One afternoon discussion centered on how women are leading the charge for sustainable fashion. Titled “’Women-Led Innovations Advancing Equitable Workforce Development: The Role of Fashion,” the in-person and livestreamed panel discussion delved into the playbook for women’s advancement in the fashion industry.
Speakers included Tamburai Chirume, cofounder, The African Academy of Fashion; Ngozi Okaro, executive director, Custom Collaborative; and Kerry Bannigan, executive director, Fashion Impact Fund and cofounder of the U.N. Conscious Fashion and Lifestyle Network (which is a joint initiative of the U.N. Office for Partnerships and the Fashion Impact Fund). The event was moderated by Business Insider’s senior entrepreneurship reporter Jennifer Ortakales Dawkins.
The panel explored the digital needs, workplace practices, partnerships and pathways in which the leaders are advancing workforce development in fashion. These, of course, mean financial equity (both The African Academy of Fashion and Custom Collaborative are grant-funding winners from the Fashion Impact Fund) and leadership opportunities.
Chirume called for a “sisterhood built through fashion” that empowers women from craft to consumption. “The question is always, what happens after that program?,” she probed. “The Fashion Impact Fund has allowed us to do what we do best. Eighty percent of our women are currently employed in jobs, whether in the retail sector, or in our studio, in the [designs] we make.”
The African Academy of Fashion saw a 100 percent complete rate for its students, funding the “holistic” education of 20 previously unemployed women in Cape Town, South Africa.
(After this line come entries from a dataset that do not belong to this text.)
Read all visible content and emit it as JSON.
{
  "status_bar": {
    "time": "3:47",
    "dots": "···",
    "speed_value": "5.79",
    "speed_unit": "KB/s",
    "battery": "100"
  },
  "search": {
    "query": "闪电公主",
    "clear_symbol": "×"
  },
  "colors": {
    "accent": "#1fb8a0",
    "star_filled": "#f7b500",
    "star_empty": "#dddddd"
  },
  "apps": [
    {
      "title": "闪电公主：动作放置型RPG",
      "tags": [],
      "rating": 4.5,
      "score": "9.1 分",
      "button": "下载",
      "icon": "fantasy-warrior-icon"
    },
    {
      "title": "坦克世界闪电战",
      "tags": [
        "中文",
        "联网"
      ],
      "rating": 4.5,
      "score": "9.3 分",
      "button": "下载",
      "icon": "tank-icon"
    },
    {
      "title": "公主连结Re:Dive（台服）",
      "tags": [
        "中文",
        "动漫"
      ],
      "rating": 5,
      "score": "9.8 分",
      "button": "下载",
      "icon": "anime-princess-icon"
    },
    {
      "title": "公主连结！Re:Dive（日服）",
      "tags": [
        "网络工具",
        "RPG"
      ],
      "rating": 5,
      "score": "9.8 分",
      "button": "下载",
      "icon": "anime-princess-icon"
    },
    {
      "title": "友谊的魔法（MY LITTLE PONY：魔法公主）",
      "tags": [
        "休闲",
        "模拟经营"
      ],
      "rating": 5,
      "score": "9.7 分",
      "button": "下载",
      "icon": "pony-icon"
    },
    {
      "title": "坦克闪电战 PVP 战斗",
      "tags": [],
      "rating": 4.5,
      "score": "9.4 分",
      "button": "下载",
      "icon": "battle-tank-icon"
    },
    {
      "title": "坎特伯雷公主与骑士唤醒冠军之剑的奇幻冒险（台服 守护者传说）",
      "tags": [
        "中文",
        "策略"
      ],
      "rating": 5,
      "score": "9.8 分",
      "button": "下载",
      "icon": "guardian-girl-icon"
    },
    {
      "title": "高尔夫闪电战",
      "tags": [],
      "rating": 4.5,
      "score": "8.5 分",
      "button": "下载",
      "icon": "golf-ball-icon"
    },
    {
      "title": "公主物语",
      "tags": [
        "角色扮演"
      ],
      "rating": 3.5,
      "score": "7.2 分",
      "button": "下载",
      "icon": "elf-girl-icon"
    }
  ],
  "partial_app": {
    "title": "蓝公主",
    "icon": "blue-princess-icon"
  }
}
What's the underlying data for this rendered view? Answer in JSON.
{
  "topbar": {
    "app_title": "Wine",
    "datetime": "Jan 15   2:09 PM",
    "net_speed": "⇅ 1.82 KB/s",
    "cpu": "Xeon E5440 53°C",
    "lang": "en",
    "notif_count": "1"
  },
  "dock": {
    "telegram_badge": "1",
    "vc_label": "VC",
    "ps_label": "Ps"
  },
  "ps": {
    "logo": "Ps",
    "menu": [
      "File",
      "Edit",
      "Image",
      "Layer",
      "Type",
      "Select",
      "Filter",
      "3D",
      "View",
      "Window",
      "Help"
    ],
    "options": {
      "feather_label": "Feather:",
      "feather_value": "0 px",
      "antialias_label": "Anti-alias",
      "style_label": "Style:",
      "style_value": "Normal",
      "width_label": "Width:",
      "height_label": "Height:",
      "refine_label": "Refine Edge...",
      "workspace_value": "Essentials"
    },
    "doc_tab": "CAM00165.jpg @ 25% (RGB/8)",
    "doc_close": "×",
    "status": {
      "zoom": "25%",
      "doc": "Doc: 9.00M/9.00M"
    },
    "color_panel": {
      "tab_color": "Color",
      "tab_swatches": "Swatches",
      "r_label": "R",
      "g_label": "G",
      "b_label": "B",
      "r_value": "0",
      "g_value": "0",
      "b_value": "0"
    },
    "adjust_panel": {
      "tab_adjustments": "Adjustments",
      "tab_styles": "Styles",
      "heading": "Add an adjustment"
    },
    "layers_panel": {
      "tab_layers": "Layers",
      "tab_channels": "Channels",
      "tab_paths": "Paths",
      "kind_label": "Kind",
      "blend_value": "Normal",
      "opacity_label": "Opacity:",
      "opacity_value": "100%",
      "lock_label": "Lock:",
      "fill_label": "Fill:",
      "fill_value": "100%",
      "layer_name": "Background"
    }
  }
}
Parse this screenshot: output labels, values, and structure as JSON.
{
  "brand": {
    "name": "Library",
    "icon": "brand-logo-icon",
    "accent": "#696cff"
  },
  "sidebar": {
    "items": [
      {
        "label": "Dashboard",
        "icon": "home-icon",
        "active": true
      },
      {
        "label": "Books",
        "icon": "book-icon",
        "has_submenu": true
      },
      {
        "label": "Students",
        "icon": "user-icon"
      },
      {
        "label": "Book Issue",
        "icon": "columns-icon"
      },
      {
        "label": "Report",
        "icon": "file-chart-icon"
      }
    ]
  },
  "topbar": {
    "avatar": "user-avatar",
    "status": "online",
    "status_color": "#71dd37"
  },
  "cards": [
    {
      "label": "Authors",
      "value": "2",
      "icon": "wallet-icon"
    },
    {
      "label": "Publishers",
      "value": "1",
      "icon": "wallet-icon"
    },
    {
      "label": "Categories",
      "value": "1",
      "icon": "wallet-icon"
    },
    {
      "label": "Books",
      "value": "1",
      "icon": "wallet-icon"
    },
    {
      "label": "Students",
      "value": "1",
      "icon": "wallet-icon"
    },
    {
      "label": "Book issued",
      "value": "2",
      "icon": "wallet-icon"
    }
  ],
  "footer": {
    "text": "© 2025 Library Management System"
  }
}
“You all in the industry are saying you have staffing needs or business needs. Well, here’s the solution,” said Okaro, who spoke of the talent development happening in New York at Custom Collaborative.
Bannigan spoke of the digital divide that persists, including lack of access to electricity, iPads, computers or other tools that underpin supply chains.
“What we need to look at in the fashion space — the reality is people don’t have the ability to plug in,” said Bannigan. Be it sample-making, production or even the use of Slack, Okaro chimed in, can further women’s inclusion in the fashion workforce.
A sort of “technology lending library” was one solution that Custom Collaborative found in New York. Partnerships for online coursework via the University of Fashion and the Fashion Institute of Technology also aided the organization’s efforts.
“It’s about opening the doors, and creating the entryway and opportunity. There’s nothing wrong or different about the women that come into these programs… It’s that they haven’t had the opportunity,” summarized Okaro.
To that point, Bannigan added, “If women could have access to money, media and marketing, then they would be unstoppable.”
The 67th edition of the Commission on the Status of Women runs March 6 to 17.